Sorry I mixed something up. This is the code producing the fatal error. I have just run it with openmpi to check whether impi is the problem. If I run it with impi I obtain the fatal error. I used MKL version: 2017.4.256, Ifort version: 17.0.6.256, IMPI version: 2017.4.239. I also tried newer versions of mkl/impi/ifort but it changed nothing. I compile with the commands in my first post. If you need to know anything else, let me know.
Thanks in advance.
Hello Horst,
We reproduced the issue on our side. The root cause is that maxfct variable is needed to be set on all ranks (not only on the root, as in your case). It is clear that this restriction can be avoided, and we are going to fix this in the coming releases.
So, the workaround is to set maxfct for all processes (outside the if clause in your example code).
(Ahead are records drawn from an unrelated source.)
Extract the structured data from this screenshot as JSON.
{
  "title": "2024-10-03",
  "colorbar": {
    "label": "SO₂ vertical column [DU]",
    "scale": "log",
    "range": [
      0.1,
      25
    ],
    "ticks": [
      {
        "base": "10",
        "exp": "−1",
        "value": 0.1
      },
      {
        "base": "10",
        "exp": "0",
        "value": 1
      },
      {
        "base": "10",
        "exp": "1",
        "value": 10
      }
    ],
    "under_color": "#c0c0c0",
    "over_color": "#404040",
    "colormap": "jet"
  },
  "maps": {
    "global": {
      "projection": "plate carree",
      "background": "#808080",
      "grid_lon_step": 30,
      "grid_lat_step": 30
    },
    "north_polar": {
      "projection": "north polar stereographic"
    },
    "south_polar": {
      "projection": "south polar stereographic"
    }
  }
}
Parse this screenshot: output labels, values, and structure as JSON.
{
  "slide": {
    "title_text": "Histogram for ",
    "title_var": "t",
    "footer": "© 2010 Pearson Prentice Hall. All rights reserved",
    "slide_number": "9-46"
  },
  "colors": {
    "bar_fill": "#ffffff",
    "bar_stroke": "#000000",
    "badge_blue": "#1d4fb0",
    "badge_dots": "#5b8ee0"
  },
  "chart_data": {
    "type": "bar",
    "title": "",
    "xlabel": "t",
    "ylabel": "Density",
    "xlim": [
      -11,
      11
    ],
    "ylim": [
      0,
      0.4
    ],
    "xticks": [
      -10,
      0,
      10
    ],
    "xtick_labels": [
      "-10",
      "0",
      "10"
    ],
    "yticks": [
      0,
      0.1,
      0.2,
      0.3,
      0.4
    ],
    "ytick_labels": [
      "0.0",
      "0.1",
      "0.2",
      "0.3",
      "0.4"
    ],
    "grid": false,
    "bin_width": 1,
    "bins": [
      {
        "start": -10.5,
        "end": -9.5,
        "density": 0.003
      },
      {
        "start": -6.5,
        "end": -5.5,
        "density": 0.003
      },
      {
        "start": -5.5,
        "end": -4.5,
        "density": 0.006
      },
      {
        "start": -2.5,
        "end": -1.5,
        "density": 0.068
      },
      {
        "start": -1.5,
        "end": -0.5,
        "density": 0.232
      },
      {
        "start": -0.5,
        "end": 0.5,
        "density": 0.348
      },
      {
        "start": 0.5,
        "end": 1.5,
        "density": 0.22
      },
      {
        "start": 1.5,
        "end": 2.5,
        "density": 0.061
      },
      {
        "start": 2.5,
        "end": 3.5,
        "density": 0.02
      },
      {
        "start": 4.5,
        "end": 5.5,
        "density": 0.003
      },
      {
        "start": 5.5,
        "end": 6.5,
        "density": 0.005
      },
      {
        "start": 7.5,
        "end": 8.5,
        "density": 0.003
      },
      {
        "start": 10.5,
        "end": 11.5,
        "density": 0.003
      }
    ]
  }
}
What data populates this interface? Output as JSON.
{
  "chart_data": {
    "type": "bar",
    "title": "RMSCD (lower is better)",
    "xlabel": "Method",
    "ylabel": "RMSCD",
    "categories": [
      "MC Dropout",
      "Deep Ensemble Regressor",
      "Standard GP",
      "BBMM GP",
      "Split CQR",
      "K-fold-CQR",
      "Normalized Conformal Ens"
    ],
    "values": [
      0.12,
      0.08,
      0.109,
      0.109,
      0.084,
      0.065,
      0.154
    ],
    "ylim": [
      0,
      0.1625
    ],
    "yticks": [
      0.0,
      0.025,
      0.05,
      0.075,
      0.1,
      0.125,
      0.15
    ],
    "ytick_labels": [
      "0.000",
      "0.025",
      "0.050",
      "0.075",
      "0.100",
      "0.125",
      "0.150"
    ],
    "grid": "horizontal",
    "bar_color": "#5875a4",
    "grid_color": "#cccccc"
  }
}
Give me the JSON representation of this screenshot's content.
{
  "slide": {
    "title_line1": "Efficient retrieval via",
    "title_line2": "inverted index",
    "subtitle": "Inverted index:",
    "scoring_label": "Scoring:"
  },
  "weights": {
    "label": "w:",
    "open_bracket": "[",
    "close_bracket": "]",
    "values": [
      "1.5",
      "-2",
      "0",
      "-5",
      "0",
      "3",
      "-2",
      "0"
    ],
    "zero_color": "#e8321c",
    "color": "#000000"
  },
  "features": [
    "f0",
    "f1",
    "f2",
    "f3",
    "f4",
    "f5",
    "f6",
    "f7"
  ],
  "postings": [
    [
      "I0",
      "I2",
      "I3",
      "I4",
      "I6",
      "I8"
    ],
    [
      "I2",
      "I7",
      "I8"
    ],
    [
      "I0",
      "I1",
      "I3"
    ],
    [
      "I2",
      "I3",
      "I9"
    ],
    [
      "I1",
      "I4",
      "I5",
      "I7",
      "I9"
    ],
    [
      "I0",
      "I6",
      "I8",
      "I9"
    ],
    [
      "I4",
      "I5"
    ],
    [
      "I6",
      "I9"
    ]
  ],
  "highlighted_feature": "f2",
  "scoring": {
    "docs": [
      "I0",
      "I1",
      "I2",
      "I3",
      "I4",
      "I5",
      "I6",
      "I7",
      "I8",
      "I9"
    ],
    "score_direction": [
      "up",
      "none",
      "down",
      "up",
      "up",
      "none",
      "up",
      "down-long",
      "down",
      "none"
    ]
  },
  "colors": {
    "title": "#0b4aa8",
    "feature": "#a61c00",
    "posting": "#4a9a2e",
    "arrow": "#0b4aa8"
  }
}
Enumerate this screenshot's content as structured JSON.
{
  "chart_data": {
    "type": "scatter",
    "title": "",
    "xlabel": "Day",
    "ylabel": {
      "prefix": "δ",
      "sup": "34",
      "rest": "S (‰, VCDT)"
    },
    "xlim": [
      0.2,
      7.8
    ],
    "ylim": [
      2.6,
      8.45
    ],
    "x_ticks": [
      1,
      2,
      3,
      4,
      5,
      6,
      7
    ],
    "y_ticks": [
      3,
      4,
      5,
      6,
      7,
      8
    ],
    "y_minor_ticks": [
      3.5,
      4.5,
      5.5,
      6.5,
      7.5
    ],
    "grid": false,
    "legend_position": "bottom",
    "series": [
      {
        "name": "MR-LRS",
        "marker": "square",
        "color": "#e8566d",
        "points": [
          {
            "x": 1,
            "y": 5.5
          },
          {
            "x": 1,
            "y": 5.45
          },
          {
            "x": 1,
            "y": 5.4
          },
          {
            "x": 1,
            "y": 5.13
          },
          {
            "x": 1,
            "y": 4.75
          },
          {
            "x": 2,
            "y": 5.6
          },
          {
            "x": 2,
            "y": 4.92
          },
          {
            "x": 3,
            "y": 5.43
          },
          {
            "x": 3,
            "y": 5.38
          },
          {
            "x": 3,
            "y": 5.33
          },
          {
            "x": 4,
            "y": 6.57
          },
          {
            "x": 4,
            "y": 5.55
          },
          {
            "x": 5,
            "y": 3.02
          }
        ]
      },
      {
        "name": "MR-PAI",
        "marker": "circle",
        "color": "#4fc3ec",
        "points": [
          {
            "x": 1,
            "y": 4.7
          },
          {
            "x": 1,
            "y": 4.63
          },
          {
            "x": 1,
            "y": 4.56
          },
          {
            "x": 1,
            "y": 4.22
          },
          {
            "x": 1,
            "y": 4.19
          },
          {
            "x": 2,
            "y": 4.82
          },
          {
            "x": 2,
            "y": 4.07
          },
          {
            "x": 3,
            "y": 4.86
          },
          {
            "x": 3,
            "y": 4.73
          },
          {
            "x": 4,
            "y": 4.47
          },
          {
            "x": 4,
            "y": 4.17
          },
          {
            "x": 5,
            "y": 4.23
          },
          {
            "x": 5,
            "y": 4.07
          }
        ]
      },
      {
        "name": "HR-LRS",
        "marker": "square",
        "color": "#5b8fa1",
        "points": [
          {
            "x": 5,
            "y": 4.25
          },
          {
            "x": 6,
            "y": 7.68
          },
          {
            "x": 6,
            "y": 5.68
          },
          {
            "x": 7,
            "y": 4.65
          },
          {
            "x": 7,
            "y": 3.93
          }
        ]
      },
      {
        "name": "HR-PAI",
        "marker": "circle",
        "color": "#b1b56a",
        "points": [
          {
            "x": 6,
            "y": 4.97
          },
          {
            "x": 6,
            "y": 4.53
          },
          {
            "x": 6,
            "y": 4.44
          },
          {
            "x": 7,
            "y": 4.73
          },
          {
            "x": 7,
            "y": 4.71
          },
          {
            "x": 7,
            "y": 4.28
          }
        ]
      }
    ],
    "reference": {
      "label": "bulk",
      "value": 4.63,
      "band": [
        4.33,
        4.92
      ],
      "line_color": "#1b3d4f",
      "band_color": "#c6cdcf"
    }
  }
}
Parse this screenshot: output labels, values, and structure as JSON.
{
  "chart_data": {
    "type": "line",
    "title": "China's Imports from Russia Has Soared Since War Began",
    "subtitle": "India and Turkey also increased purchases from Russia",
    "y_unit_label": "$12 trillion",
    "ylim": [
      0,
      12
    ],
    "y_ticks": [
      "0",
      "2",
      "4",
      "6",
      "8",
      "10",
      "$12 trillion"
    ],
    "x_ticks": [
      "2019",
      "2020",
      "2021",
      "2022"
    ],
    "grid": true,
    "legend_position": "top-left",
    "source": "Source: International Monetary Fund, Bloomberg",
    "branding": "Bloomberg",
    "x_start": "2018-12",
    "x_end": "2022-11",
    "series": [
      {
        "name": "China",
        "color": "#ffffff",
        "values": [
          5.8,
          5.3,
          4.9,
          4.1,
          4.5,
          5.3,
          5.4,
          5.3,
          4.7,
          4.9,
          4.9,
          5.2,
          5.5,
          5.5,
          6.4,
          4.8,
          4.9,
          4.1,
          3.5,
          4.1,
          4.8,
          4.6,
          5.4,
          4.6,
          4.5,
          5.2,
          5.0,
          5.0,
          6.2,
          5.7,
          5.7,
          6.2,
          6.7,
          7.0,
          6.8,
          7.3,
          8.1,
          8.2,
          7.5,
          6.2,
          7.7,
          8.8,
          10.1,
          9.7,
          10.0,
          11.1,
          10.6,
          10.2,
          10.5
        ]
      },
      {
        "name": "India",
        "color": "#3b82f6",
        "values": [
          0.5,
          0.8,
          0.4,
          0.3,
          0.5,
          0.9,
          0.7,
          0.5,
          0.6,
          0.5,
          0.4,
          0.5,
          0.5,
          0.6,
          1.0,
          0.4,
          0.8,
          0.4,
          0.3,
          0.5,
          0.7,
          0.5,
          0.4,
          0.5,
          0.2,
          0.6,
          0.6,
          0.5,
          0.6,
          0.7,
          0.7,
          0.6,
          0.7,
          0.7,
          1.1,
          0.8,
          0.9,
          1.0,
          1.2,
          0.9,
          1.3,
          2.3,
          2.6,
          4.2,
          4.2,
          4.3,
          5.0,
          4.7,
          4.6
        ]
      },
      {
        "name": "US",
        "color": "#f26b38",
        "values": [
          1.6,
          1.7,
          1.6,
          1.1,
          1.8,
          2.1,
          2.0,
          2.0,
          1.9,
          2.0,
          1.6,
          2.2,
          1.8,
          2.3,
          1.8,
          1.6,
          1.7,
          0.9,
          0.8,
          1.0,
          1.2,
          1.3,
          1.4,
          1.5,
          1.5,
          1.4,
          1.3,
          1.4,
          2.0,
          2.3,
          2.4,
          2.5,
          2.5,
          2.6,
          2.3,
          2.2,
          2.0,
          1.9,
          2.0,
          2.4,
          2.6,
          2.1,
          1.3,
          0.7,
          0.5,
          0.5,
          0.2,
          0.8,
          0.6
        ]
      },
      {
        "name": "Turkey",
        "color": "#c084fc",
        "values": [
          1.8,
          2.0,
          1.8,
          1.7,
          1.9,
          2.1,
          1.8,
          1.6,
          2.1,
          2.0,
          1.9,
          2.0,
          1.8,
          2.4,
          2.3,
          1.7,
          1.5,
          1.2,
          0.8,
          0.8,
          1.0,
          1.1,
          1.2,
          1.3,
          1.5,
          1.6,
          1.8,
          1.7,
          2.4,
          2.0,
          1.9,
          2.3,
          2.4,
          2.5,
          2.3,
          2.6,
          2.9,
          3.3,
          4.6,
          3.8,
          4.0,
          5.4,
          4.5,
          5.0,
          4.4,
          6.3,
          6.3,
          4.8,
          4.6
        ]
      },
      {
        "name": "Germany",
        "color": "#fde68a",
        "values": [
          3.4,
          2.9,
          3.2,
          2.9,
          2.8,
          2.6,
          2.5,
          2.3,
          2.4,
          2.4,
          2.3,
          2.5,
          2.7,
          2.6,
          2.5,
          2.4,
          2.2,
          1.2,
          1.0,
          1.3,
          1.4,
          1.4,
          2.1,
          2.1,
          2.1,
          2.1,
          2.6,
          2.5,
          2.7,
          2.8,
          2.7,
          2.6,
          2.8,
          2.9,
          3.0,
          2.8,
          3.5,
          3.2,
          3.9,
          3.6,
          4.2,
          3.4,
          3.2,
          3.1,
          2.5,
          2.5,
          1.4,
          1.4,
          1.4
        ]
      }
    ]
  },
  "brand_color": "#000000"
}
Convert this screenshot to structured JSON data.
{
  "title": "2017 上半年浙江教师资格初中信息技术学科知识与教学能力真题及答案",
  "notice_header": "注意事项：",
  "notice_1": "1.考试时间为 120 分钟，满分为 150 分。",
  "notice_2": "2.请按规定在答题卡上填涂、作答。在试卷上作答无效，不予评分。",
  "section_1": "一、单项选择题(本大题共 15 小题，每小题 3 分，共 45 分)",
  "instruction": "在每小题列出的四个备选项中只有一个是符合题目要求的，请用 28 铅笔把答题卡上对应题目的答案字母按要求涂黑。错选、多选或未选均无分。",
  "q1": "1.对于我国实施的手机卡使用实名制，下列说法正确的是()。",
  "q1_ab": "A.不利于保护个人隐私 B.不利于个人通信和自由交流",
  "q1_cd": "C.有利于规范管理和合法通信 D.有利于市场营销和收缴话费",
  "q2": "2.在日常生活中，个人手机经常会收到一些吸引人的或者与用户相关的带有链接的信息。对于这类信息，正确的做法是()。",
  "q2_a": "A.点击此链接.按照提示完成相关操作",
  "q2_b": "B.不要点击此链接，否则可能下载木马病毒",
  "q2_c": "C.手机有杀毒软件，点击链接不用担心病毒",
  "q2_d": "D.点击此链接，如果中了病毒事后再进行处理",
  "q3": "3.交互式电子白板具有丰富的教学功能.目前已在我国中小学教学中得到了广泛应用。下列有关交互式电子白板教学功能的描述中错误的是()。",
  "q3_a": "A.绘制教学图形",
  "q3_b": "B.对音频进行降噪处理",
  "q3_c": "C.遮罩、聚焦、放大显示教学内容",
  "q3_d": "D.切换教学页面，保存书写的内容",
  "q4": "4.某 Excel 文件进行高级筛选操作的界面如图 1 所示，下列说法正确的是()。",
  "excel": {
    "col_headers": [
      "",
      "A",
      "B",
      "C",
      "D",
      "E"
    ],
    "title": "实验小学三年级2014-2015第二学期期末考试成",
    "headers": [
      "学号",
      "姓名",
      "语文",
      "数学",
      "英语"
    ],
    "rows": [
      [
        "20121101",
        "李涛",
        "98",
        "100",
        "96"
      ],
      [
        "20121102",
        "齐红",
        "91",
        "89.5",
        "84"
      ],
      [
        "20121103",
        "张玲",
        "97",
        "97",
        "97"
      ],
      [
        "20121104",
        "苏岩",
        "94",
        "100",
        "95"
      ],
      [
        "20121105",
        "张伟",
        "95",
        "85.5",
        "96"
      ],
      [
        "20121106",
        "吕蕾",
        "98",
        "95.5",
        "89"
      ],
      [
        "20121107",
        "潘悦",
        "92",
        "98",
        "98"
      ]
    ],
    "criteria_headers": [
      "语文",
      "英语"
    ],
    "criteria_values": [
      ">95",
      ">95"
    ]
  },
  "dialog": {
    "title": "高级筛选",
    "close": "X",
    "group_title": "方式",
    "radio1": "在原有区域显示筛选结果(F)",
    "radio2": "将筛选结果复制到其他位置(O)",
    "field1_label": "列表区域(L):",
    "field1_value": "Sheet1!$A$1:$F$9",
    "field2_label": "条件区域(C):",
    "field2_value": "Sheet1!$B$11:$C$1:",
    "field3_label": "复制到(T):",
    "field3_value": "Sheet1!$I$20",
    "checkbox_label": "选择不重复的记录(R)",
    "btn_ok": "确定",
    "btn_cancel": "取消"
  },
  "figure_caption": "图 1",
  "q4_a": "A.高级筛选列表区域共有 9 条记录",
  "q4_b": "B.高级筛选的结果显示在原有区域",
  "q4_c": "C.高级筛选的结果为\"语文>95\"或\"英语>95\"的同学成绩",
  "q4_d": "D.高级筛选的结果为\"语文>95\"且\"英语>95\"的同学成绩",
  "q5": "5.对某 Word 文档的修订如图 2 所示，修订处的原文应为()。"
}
Let us know if the workaround doesn't work for you.
Best,
Kirill
Thanks for your reply and suggestions. It did not solve the problem but what seems to solve the problem was to also set mnum, msglvl, mtype and nrhs for all ranks. In the documentation is written: 'Most of the input parameters (except for the pt, phase, and comm parameters and, for the
distributed format, the a, ia, and ja arrays) must be set on the master MPI process only, and ignored on other processes.' So it would be nice if you could change that.
Thank you for your help. I've had some issues so far and you always helped me a lot.